I notice that Alexa and Bill, at the next desk over, stop tapping the AR keyboards invisibly projected onto their desks or gesturing in the air. They're listening. Two or three of the newcomers are watching us intently, anxious for any news.

Miriam sheds her coat and flops it over the back of a chair. Her boots, wet from the latest snowfall, leave puddles on the gray floor.

"RoboNomics released a statement," she explains. "They consider the I.I.U. pilot program in Canada to be a success. They're going launch something similar in the States."

"What?!" Henri exclaims more than asks.

"You can't be serious," a teacher from a table over says.

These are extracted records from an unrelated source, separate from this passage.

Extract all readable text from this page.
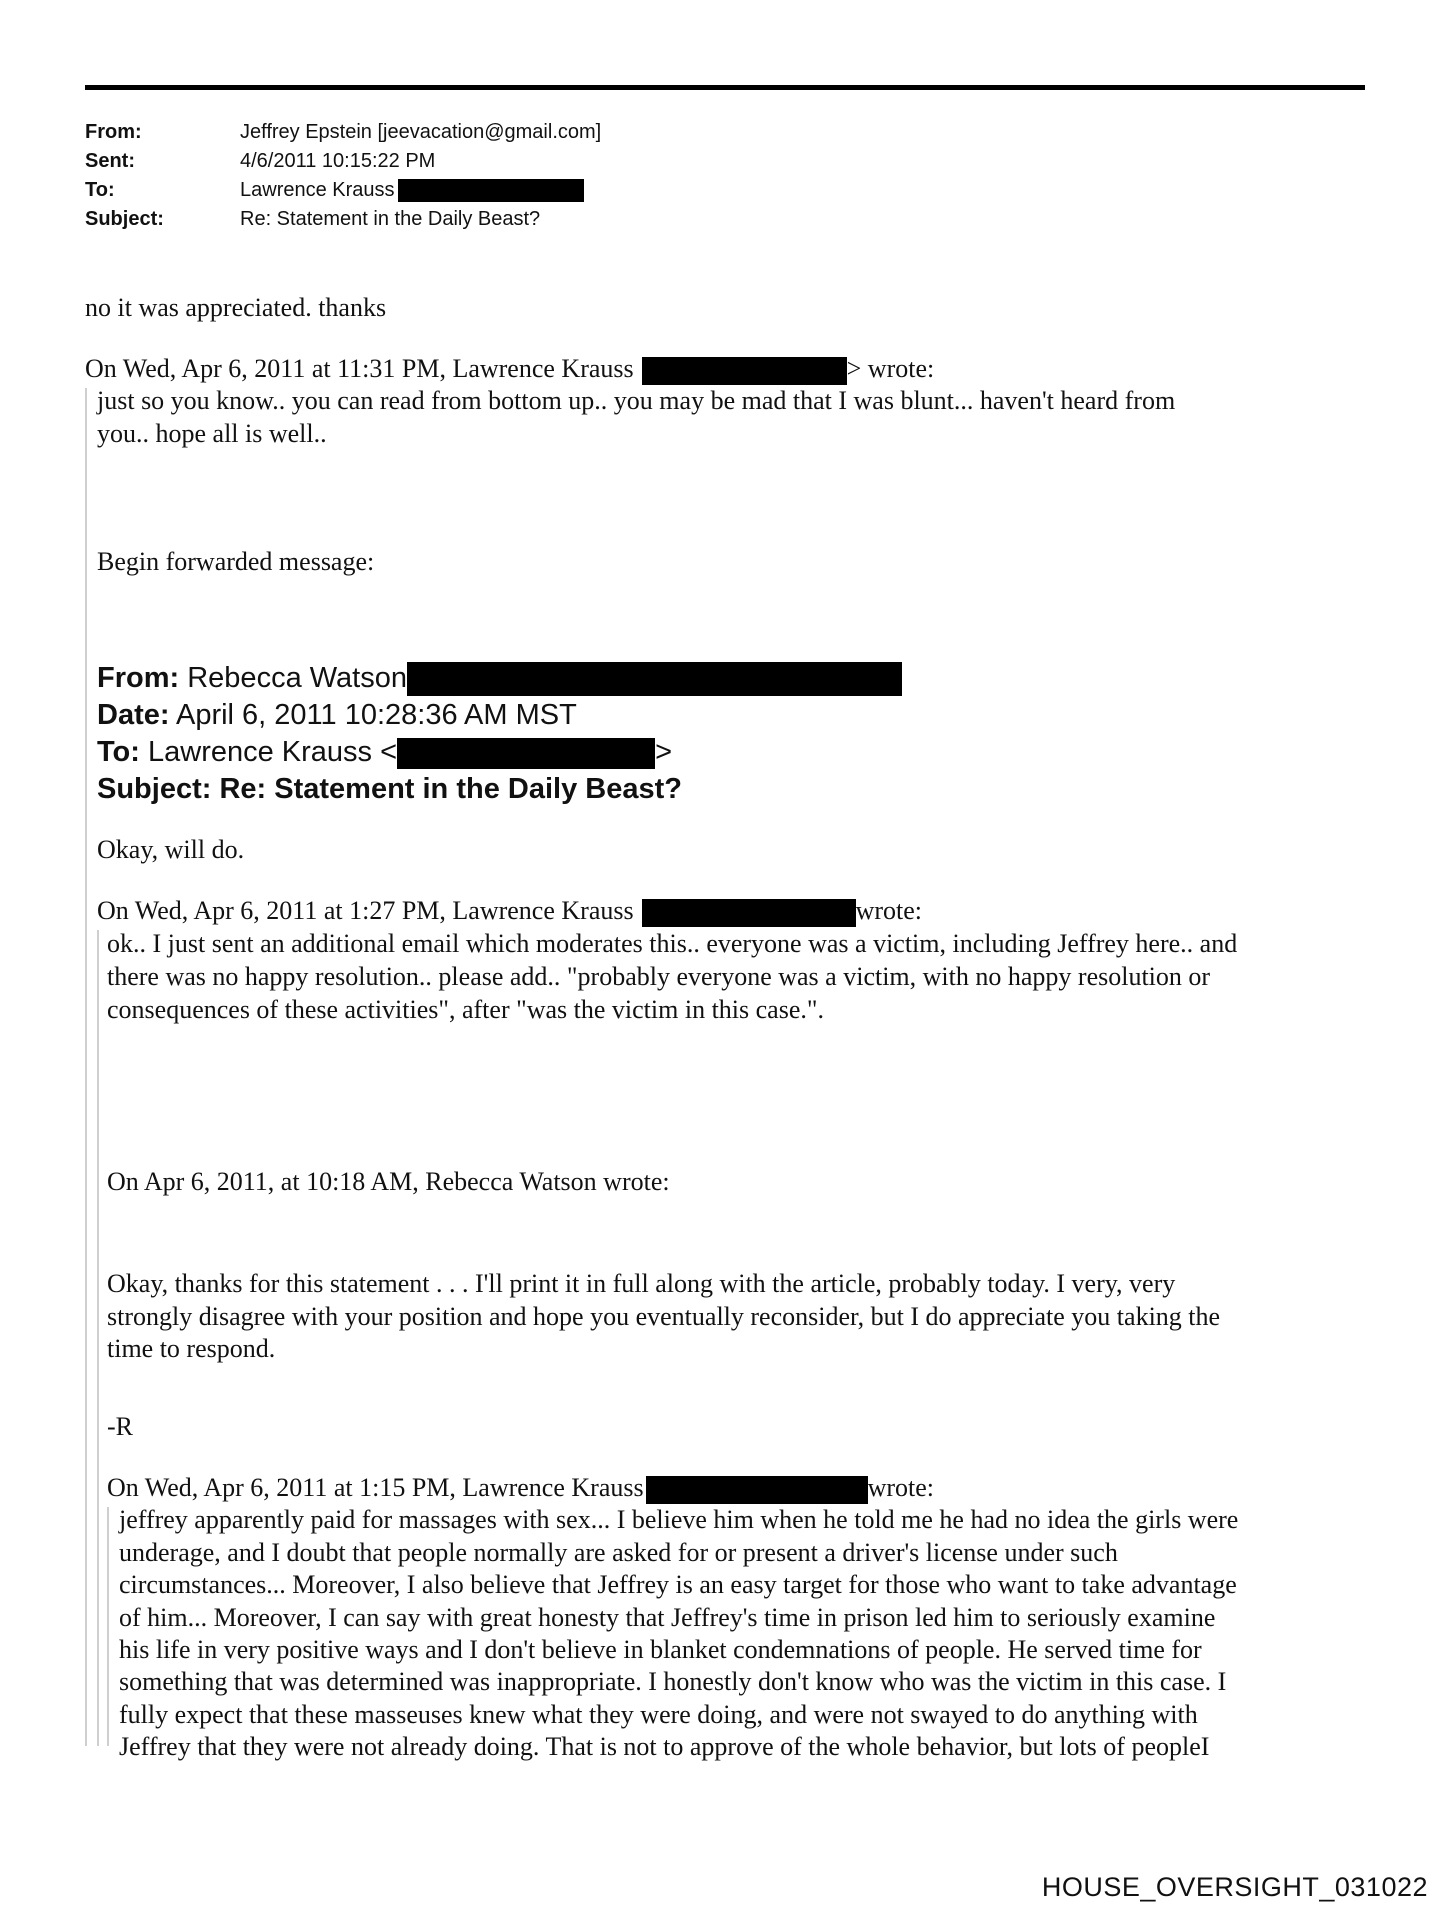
From:	Jeffrey Epstein [jeevacation@gmail.com]
Sent:	4/6/2011 10:15:22 PM
To:	Lawrence Krauss
Subject:	Re: Statement in the Daily Beast?
no it was appreciated. thanks
On Wed, Apr 6, 2011 at 11:31 PM, Lawrence Krauss	> wrote:
just so you know.. you can read from bottom up.. you may be mad that I was blunt... haven't heard from
you.. hope all is well..
Begin forwarded message:
From: Rebecca Watson
Date: April 6, 2011 10:28:36 AM MST
To: Lawrence Krauss <	>
Subject: Re: Statement in the Daily Beast?
Okay, will do.
On Wed, Apr 6, 2011 at 1:27 PM, Lawrence Krauss	wrote:
ok.. I just sent an additional email which moderates this.. everyone was a victim, including Jeffrey here.. and
there was no happy resolution.. please add.. "probably everyone was a victim, with no happy resolution or
consequences of these activities", after "was the victim in this case.".
On Apr 6, 2011, at 10:18 AM, Rebecca Watson wrote:
Okay, thanks for this statement . . . I'll print it in full along with the article, probably today. I very, very
strongly disagree with your position and hope you eventually reconsider, but I do appreciate you taking the
time to respond.
-R
On Wed, Apr 6, 2011 at 1:15 PM, Lawrence Krauss	wrote:
jeffrey apparently paid for massages with sex... I believe him when he told me he had no idea the girls were
underage, and I doubt that people normally are asked for or present a driver's license under such
circumstances... Moreover, I also believe that Jeffrey is an easy target for those who want to take advantage
of him... Moreover, I can say with great honesty that Jeffrey's time in prison led him to seriously examine
his life in very positive ways and I don't believe in blanket condemnations of people. He served time for
something that was determined was inappropriate. I honestly don't know who was the victim in this case. I
fully expect that these masseuses knew what they were doing, and were not swayed to do anything with
Jeffrey that they were not already doing. That is not to approve of the whole behavior, but lots of peopleI
HOUSE_OVERSIGHT_031022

"Here, I'll find it." Miriam's eyes glaze as she looks for the article. "A spokesperson for the Toronto School District," she reads aloud, "says that the partnership with RoboNomics, a pilot project in which Interactive Instructional Units have been placed in each school, has been so successful they are rapidly replacing teachers with further rush-order units. School boards across America are watching this progress eagerly."

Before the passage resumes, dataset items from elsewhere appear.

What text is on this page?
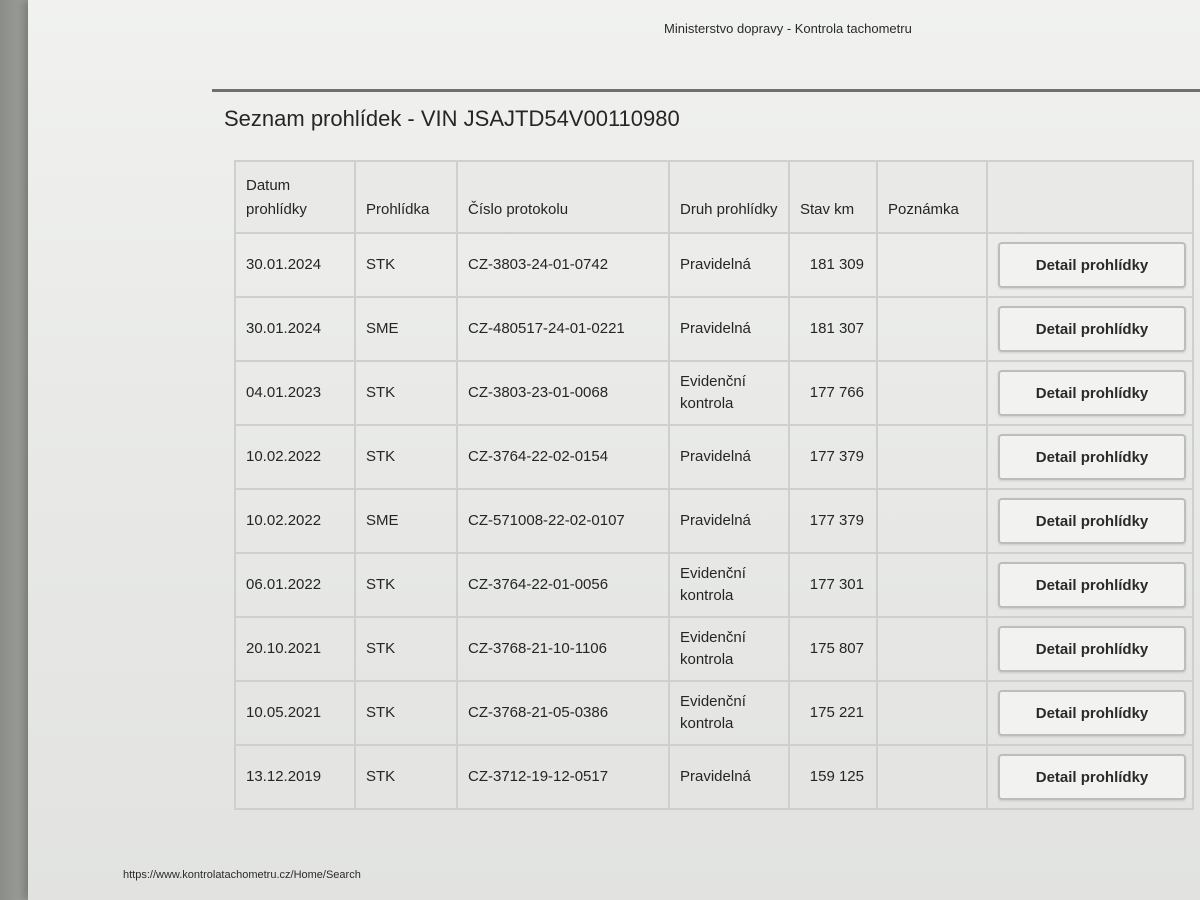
Ministerstvo dopravy - Kontrola tachometru
Seznam prohlídek - VIN JSAJTD54V00110980
Datum prohlídky	Prohlídka	Číslo protokolu	Druh prohlídky	Stav km	Poznámka	
30.01.2024	STK	CZ-3803-24-01-0742	Pravidelná	181 309		Detail prohlídky

30.01.2024	SME	CZ-480517-24-01-0221	Pravidelná	181 307		Detail prohlídky

04.01.2023	STK	CZ-3803-23-01-0068	Evidenční kontrola	177 766		Detail prohlídky

10.02.2022	STK	CZ-3764-22-02-0154	Pravidelná	177 379		Detail prohlídky

10.02.2022	SME	CZ-571008-22-02-0107	Pravidelná	177 379		Detail prohlídky

06.01.2022	STK	CZ-3764-22-01-0056	Evidenční kontrola	177 301		Detail prohlídky

20.10.2021	STK	CZ-3768-21-10-1106	Evidenční kontrola	175 807		Detail prohlídky

10.05.2021	STK	CZ-3768-21-05-0386	Evidenční kontrola	175 221		Detail prohlídky

13.12.2019	STK	CZ-3712-19-12-0517	Pravidelná	159 125		Detail prohlídky
https://www.kontrolatachometru.cz/Home/Search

I shake my head, my thoughts whirling. I can't respond. They have been countless incidents like this, in which Canada was just a testing ground for some program that would be rolled out to our neighbors to the south. I can't believe I didn't realize it: this entire time, we've just been guinea pigs.

"There goes their economy, right?" Someone asks, rhetorically.

"Found it," Bill says with a note of triumph. "There's another section to the article. It says that..."

He stifles a gasp.

"What?" Henri prompts.

"That iTronics is in on the action now too. They're going to start their own pilot program. Like, immediately. Only this time, they're replacing nurses."

"Andrea?"

It's not until she says my name that I realize I've caught a hold of Miriam's wrist.

"Oh my god," I finally manage. "I'm so sorry."

Miriam straightens, crosses her arms, and hugs herself. Her eyes are wide and fixated on the middle distance.

"Can they do that?" Her glassy eyes land on my face. She rubs her forehead back and forth with the palm of her hand.

"Nothing's happened yet," I say to calm her. "And I think it's a bit more complicated than that. I mean, they can't just order up some robots and fire everyone. I'm pretty sure that's not legal."